A practice piece using, surprisingly, polyester satin with wool batting.
Working with the kickstart:
The kickstart lets you stitch without your foot on the pedal, but is very easy to start, pause, and stop. By doing this, you don’t have an uneven feed of power going to the stitching. Here’s their guide addendum for the manual for the kickstart:
And here’s a link to a youtube tutorial on using it: kickstart tutorial
When using just the pedal to make it go, it is unlike a regular sewing machine, or the gas pedal on your car. The pedal on the Q20 sitdown does not make the stitching go faster or slower. The pedal is on or off. Pushed down all the way, you get it fully on. Slightly up, sometimes it skips stitches. If your foot slips off your pedal or you lose concentration, it makes it skip or unevenly stitch. Without the kickstart you have to spend part of your concentrated effort making sure you have that pedal fully and evenly compressed all the time you are stitching. So the kickstart is absolutely the most even way to stitch because it is on at full power, paused, or stopped. It may sound a little intimidating to think of turning on the stitching all the time, but you really are still in complete control. You can still kickstart the pedal and make it pause, or you can press the front of the pedal to exit the kickstart program instantly. I hope you will try it if you haven’t already.
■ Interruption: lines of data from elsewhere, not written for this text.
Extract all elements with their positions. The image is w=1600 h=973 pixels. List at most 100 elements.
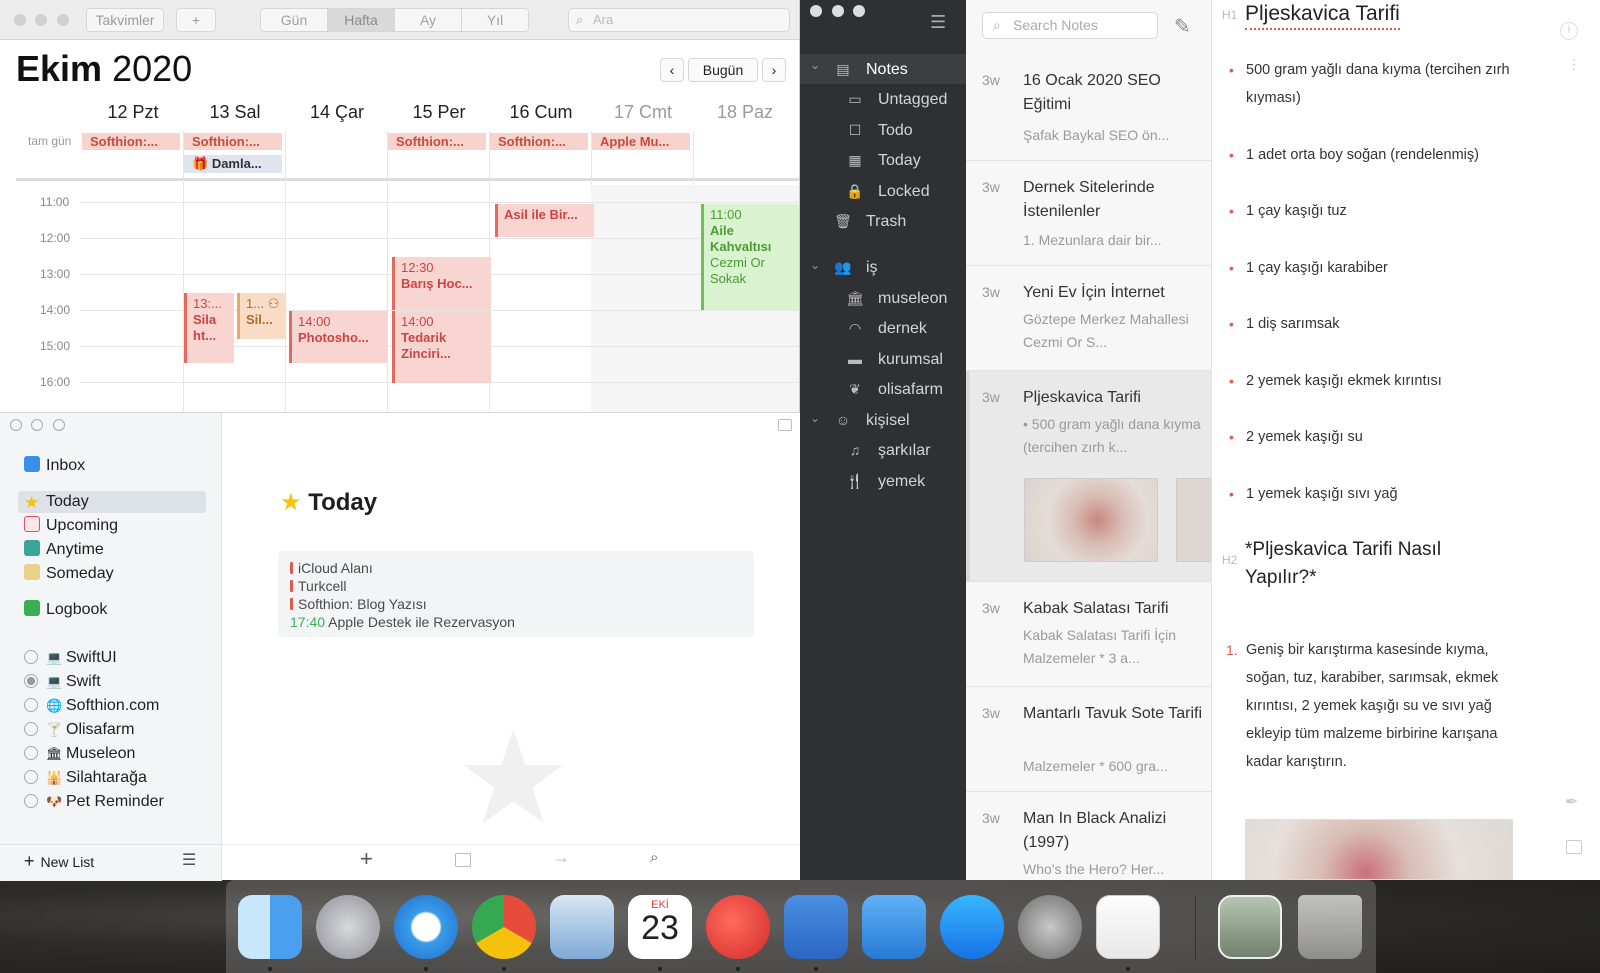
tag-is[interactable]: 👥 iş xyxy=(834,255,877,279)
next-week-button[interactable]: › xyxy=(762,58,786,82)
note-editor[interactable]: H1 Pljeskavica Tarifi i ⋮ • 500 gram yağl… xyxy=(1212,0,1600,880)
view-year[interactable]: Yıl xyxy=(461,8,529,32)
tag-kisisel[interactable]: ☺ kişisel xyxy=(834,408,910,432)
things-app-icon[interactable] xyxy=(784,895,848,959)
filter-icon[interactable]: ☰ xyxy=(182,850,196,870)
sidebar-item-logbook[interactable]: Logbook xyxy=(24,599,107,621)
list-item[interactable]: • 1 çay kaşığı tuz xyxy=(1229,197,1546,225)
sidebar-item-today[interactable]: ▦ Today xyxy=(846,148,920,172)
all-day-event[interactable]: 🎁 Damla... xyxy=(184,155,282,173)
sidebar-item-anytime[interactable]: Anytime xyxy=(24,539,104,561)
chevron-down-icon[interactable]: ⌄ xyxy=(810,411,820,425)
pen-icon[interactable]: ✒ xyxy=(1565,792,1578,812)
calendar-app-icon[interactable]: EKİ 23 xyxy=(628,895,692,959)
note-item[interactable]: 3w Kabak Salatası Tarifi Kabak Salatası … xyxy=(966,582,1211,687)
note-title[interactable]: Pljeskavica Tarifi xyxy=(1245,0,1400,30)
search-icon[interactable]: ⌕ xyxy=(650,849,658,866)
calendar-event[interactable]: 14:00 Tedarik Zinciri... xyxy=(392,311,491,383)
event-item[interactable]: Turkcell xyxy=(290,577,742,595)
list-item[interactable]: • 1 çay kaşığı karabiber xyxy=(1229,254,1546,282)
calendar-event[interactable]: 1... ⚇ Sil... xyxy=(237,293,286,339)
calendar-event[interactable]: 11:00 Aile Kahvaltısı Cezmi Or Sokak xyxy=(701,204,799,310)
zoom-button[interactable] xyxy=(53,419,65,431)
all-day-event[interactable]: Softhion:... xyxy=(490,133,588,150)
event-item[interactable]: iCloud Alanı xyxy=(290,559,742,577)
minimize-button[interactable] xyxy=(31,419,43,431)
list-item[interactable]: 🏛 Museleon xyxy=(24,743,135,765)
list-item[interactable]: • 1 adet orta boy soğan (rendelenmiş) xyxy=(1229,141,1546,169)
system-preferences-icon[interactable] xyxy=(1018,895,1082,959)
note-item[interactable]: 3w 16 Ocak 2020 SEO Eğitimi Şafak Baykal… xyxy=(966,54,1211,161)
list-item[interactable]: 💻 SwiftUI xyxy=(24,647,117,669)
zoom-button[interactable] xyxy=(57,14,69,26)
list-item[interactable]: 🐶 Pet Reminder xyxy=(24,791,164,813)
all-day-event[interactable]: Apple Mu... xyxy=(592,133,690,150)
compose-icon[interactable]: ✎ xyxy=(1174,14,1191,39)
window-icon[interactable] xyxy=(778,419,792,431)
settings-icon[interactable]: ☰ xyxy=(930,12,946,33)
sidebar-item-trash[interactable]: 🗑 Trash xyxy=(834,209,906,233)
search-input[interactable]: ⌕ Search Notes xyxy=(982,12,1158,39)
new-list-button[interactable]: + New List xyxy=(24,850,94,872)
list-item[interactable]: 🕌 Silahtarağa xyxy=(24,767,147,789)
zoom-button[interactable] xyxy=(853,5,865,17)
tag-sarkilar[interactable]: ♫ şarkılar xyxy=(846,438,931,462)
list-item[interactable]: • 2 yemek kaşığı su xyxy=(1229,423,1546,451)
view-week[interactable]: Hafta xyxy=(327,8,395,32)
step-item[interactable]: 1. Geniş bir karıştırma kasesinde kıyma, … xyxy=(1226,636,1526,776)
chevron-down-icon[interactable]: ⌄ xyxy=(810,258,820,272)
note-item[interactable]: 3w Man In Black Analizi (1997) Who's the… xyxy=(966,792,1211,880)
app-store-icon[interactable] xyxy=(940,895,1004,959)
sidebar-item-someday[interactable]: Someday xyxy=(24,563,114,585)
list-item[interactable]: • 2 yemek kaşığı ekmek kırıntısı xyxy=(1229,367,1546,395)
add-task-button[interactable]: + xyxy=(360,846,373,872)
note-item[interactable]: 3w Dernek Sitelerinde İstenilenler 1. Me… xyxy=(966,161,1211,266)
list-item[interactable]: • 1 yemek kaşığı sıvı yağ xyxy=(1229,480,1546,508)
tag-yemek[interactable]: 🍴 yemek xyxy=(846,469,925,493)
sidebar-item-todo[interactable]: ☐ Todo xyxy=(846,118,913,142)
event-item[interactable]: 17:40 Apple Destek ile Rezervasyon xyxy=(290,613,742,631)
tag-kurumsal[interactable]: ▬ kurumsal xyxy=(846,347,943,371)
all-day-event[interactable]: Softhion:... xyxy=(388,133,486,150)
close-button[interactable] xyxy=(10,419,22,431)
sidebar-item-inbox[interactable]: Inbox xyxy=(24,455,85,477)
list-item[interactable]: • 500 gram yağlı dana kıyma (tercihen zır… xyxy=(1229,56,1546,112)
sidebar-item-today[interactable]: ★ Today xyxy=(18,491,206,513)
calendar-event[interactable]: 12:30 Barış Hoc... xyxy=(392,257,491,310)
tag-dernek[interactable]: ◠ dernek xyxy=(846,316,927,340)
view-month[interactable]: Ay xyxy=(394,8,462,32)
add-event-button[interactable]: + xyxy=(176,8,216,32)
chevron-down-icon[interactable]: ⌄ xyxy=(810,58,820,72)
close-button[interactable] xyxy=(14,14,26,26)
sidebar-toggle-icon[interactable] xyxy=(1566,840,1582,854)
note-item[interactable]: 3w Yeni Ev İçin İnternet Göztepe Merkez … xyxy=(966,266,1211,371)
all-day-event[interactable]: Softhion:... xyxy=(184,133,282,150)
list-item[interactable]: 💻 Swift xyxy=(24,671,101,693)
sidebar-item-untagged[interactable]: ▭ Untagged xyxy=(846,87,947,111)
sidebar-item-upcoming[interactable]: Upcoming xyxy=(24,515,118,537)
minimize-button[interactable] xyxy=(832,5,844,17)
xcode-icon[interactable] xyxy=(862,895,926,959)
bear-app-icon[interactable] xyxy=(706,895,770,959)
launchpad-icon[interactable] xyxy=(316,895,380,959)
list-item[interactable]: • 1 diş sarımsak xyxy=(1229,310,1546,338)
all-day-event[interactable]: Softhion:... xyxy=(82,133,180,150)
more-icon[interactable]: ⋮ xyxy=(1567,57,1581,71)
pages-icon[interactable] xyxy=(1096,895,1160,959)
note-item[interactable]: 3w Mantarlı Tavuk Sote Tarifi Malzemeler… xyxy=(966,687,1211,792)
view-day[interactable]: Gün xyxy=(260,8,328,32)
calendar-event[interactable]: 14:00 Photosho... xyxy=(289,311,388,363)
calendar-event[interactable]: 13:... Sila ht... xyxy=(184,293,234,363)
finder-icon[interactable] xyxy=(238,895,302,959)
list-item[interactable]: 🌐 Softhion.com xyxy=(24,695,159,717)
info-icon[interactable]: i xyxy=(1560,22,1578,40)
close-button[interactable] xyxy=(810,5,822,17)
minimize-button[interactable] xyxy=(35,14,47,26)
note-subtitle[interactable]: *Pljeskavica Tarifi Nasıl Yapılır?* xyxy=(1245,536,1495,592)
safari-icon[interactable] xyxy=(394,895,458,959)
tag-museleon[interactable]: 🏛 museleon xyxy=(846,286,947,310)
calendar-event[interactable]: Asil ile Bir... xyxy=(495,204,594,237)
calendar-icon[interactable] xyxy=(455,853,471,867)
prev-week-button[interactable]: ‹ xyxy=(660,58,684,82)
tag-olisafarm[interactable]: ❦ olisafarm xyxy=(846,377,943,401)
Here are some rulers I used to stitch this border piece (stitched, painted, then pieced into the top, then quilted with monopoly and 100 wt silk)
This spiral galaxy quilt is a whole cloth quilt stitched in its entirety on my Q20 (except for the binding and rod pocket, of course).
Sew with all these settings in mind, I hope you will find your own personal settings…make a chart yourself if you want…and then find that working with your Q20 is just as wonderful as I have.